Though retail trading volumes subsided as lockdowns eased and equity and crypto prices fell, financial firms are still scrambling to introduce new products that might tempt customers back into the market. At the same time, online gambling is growing fast, as legalised sports betting spreads across the US in the wake of a 2018 Supreme Court ruling that struck down a federal ban. Zion Market Research predicts that the global market will nearly double to $114bn by 2028.
Watchdogs and consumer groups have long worried about the convergence of gambling and finance because there is ample evidence that rapid trading and speculative bets can wreak havoc on long-term results.
In 2019, UK and European regulators banned local brokers from offering “binary options” — simple up or down bets on the price of a currency, commodity or index as “gambling products dressed up as financial instruments”. The Gamban app that blocks addicts from accessing online gambling last year added crypto, forex and options platforms to its list of banned sites.
Rapid inflows into leveraged and inverse ETPs based on indices and this week’s arrival of the single stock variety have also raised concerns at the US Securities and Exchange Commission. The SEC particularly worries that investors do not understand that the daily pricing mechanism can make complex ETP results diverge significantly from the underlying stock or benchmark over time.
“The more complex the product, and the more opaque the structure, the harder it is for investors to price the risks,” warns commissioner Caroline Crenshaw, who this week called on her colleagues to update the rules.
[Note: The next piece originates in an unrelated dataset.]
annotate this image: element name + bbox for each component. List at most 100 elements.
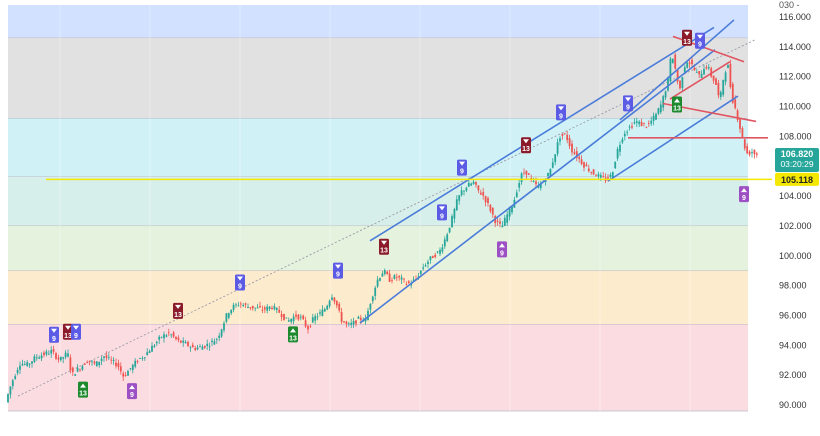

Backers of the latest products argue that they are better for small investors than the alternatives. The CME distinguishes its “events contracts” from binary options by pointing out that they are sold on exchange, which forces providers to compete on price. Leverage Shares, which already sells single stock ETPs in Europe, argues that the worst thing that can happen to its customers is the loss of their initial investment while margin loans and options could leave them in debt.
Sporttrade CEO Alex Kane makes even bigger claims for sports futures: not only will the market cut the cost of betting but it could also channel retail speculation into less dangerous channels. “Americans have this very distinct appetite for event day trading on micro-movements . . . but day trading on your phone is not a long-term strategy and it’s not the way to maximise returns,” he says. “It’s not an activity that’s [good] for investing. It’s for entertainment.”
A recent Swiss Finance Institute study found that investors who added cryptocurrency wallets to their stock portfolios actually traded stocks less often and got better results. But other studies suggest the opposite. US casino openings are linked to increased portfolio risk among nearby residents, and problem gamblers reported more frequent stock trades.
It would be grand if what academics call the “gamblification” of financial markets allowed investors to get their volatility thrills from side bets on baseball scores or the price of gas, while leaving their retirement savings to grow in peace. Sadly, the opposite is more likely to be true.